The integer $x_n$ expressed in base $2$ is a number $$ [x_n]_2=\underbrace{11...1}_{n}\underbrace{00...0}_{n} $$ with $n \geq 2$.
Calculate the sum of the binary digits of $x_n^3.$
I have no clue about this. How am I supposed to know anything about $x_n$? Any hints?
On
Since $x_n = 2^{2n}-2^n = (2^n-1)2^n$, we have $$x_n^3 = (2^n-1)^3 2^{3n} = 2^{6n} - 3\cdot 2^{5n} + 3\cdot 2^{4n} - 2^{3n}\\ = \underbrace{(2^n - 1 - 2)}_{n-1\text{ one}}2^{5n} + \underbrace{2^{4n+1}}_{1\text{ one}} + \underbrace{(2^n-1)}_{n\text{ one}}2^{3n} $$ When $n \ge 2$, the three group of set bits in above binary representation of $x_n^3$ doesn't overlap. This means the sum of binary digit of $x_n^3$ is $(n-1) + 1 + n = 2n$.

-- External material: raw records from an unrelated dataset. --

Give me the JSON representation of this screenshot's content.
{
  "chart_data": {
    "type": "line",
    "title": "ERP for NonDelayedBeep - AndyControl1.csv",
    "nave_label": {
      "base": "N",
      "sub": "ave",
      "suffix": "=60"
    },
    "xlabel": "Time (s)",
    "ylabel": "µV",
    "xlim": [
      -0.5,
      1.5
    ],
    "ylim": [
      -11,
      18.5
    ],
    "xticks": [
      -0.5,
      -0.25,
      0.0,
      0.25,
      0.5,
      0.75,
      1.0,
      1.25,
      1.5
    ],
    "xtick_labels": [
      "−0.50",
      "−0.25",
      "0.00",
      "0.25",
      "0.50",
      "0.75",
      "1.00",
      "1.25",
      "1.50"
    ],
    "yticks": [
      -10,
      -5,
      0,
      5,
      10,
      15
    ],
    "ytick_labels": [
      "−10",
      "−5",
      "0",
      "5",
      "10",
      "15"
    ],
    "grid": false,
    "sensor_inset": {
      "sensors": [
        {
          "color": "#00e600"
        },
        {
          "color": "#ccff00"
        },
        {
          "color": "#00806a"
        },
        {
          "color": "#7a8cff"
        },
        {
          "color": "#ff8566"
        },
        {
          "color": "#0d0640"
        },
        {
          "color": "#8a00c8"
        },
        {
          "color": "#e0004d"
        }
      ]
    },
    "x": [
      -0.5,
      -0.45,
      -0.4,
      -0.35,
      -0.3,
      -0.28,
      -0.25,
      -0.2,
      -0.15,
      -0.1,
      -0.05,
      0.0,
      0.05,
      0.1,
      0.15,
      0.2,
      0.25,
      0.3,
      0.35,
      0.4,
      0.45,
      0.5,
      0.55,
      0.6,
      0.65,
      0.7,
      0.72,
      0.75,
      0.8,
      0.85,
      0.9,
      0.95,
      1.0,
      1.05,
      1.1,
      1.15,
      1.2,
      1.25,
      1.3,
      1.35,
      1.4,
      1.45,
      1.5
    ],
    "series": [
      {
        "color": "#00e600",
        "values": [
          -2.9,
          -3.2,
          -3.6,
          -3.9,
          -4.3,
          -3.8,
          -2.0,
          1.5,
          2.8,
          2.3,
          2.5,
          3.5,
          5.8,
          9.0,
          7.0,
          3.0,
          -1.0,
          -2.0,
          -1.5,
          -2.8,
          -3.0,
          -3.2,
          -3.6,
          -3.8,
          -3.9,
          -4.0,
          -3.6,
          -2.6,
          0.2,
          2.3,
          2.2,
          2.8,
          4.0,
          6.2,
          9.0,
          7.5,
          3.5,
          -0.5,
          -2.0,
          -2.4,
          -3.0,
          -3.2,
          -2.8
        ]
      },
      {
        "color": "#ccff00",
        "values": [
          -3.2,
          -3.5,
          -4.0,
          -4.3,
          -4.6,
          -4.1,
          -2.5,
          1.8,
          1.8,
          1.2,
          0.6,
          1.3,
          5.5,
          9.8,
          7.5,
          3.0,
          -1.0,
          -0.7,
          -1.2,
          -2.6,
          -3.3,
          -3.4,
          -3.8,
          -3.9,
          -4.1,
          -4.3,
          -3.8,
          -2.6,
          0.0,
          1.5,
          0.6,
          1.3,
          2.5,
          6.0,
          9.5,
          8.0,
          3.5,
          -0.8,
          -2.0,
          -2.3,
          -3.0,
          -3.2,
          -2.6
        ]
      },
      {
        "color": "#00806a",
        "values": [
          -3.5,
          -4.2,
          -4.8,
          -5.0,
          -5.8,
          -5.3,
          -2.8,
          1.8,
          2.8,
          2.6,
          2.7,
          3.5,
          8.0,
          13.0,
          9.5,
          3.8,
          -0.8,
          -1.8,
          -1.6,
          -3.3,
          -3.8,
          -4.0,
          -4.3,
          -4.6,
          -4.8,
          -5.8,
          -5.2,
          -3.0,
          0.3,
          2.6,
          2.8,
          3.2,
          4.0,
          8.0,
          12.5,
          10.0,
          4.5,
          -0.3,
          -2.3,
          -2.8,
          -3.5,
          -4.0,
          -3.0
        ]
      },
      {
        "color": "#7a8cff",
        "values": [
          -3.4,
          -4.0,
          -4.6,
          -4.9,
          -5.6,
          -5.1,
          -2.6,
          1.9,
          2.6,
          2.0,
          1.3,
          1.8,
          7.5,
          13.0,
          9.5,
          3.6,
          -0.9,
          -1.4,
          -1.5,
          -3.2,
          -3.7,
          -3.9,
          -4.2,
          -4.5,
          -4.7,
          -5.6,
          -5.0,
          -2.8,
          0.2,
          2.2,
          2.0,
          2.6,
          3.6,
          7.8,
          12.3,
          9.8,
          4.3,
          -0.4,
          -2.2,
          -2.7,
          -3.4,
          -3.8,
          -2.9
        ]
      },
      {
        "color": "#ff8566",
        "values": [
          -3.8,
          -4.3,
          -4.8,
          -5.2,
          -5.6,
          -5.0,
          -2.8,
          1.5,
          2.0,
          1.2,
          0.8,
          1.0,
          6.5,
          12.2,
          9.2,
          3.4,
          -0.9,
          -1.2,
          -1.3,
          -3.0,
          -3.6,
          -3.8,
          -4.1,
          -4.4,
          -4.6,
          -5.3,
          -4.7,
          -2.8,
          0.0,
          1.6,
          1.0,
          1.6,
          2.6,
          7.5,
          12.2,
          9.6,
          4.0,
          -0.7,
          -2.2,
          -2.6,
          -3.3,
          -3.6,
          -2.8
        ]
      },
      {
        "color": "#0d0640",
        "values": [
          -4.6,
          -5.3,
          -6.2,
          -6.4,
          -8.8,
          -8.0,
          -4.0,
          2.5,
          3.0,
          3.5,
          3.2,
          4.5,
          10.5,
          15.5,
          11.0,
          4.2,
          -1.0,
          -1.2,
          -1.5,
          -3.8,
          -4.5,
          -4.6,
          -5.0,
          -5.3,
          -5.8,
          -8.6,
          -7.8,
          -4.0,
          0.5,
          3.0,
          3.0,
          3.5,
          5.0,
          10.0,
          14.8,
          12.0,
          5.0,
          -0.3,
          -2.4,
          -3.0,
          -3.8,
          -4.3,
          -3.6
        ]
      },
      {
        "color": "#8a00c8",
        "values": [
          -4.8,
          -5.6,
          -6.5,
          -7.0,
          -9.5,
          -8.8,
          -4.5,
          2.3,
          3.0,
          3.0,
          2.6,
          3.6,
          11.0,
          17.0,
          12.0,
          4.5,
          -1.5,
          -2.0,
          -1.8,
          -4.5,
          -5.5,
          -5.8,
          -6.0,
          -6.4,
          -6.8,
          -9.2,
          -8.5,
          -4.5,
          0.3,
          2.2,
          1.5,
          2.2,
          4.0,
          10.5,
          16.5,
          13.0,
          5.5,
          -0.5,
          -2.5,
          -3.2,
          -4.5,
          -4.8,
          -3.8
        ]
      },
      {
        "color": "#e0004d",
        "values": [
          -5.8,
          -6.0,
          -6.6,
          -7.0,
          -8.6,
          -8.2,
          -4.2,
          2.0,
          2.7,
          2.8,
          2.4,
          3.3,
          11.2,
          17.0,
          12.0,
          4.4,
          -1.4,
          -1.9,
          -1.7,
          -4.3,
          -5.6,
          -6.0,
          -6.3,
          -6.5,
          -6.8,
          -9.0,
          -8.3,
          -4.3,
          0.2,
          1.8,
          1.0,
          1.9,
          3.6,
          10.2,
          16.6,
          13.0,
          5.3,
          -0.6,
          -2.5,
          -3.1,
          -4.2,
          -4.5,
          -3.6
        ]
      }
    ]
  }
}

You are supposed to recognize that the series of $1$s corresponds to $2^n-1$, so the whole number is $2^{2n}-2^n$. For this purpose the $0$s at the end do not matter so you can just work with $2^n-1$. You should be able to cube this and find a pattern in the $1$s in binary.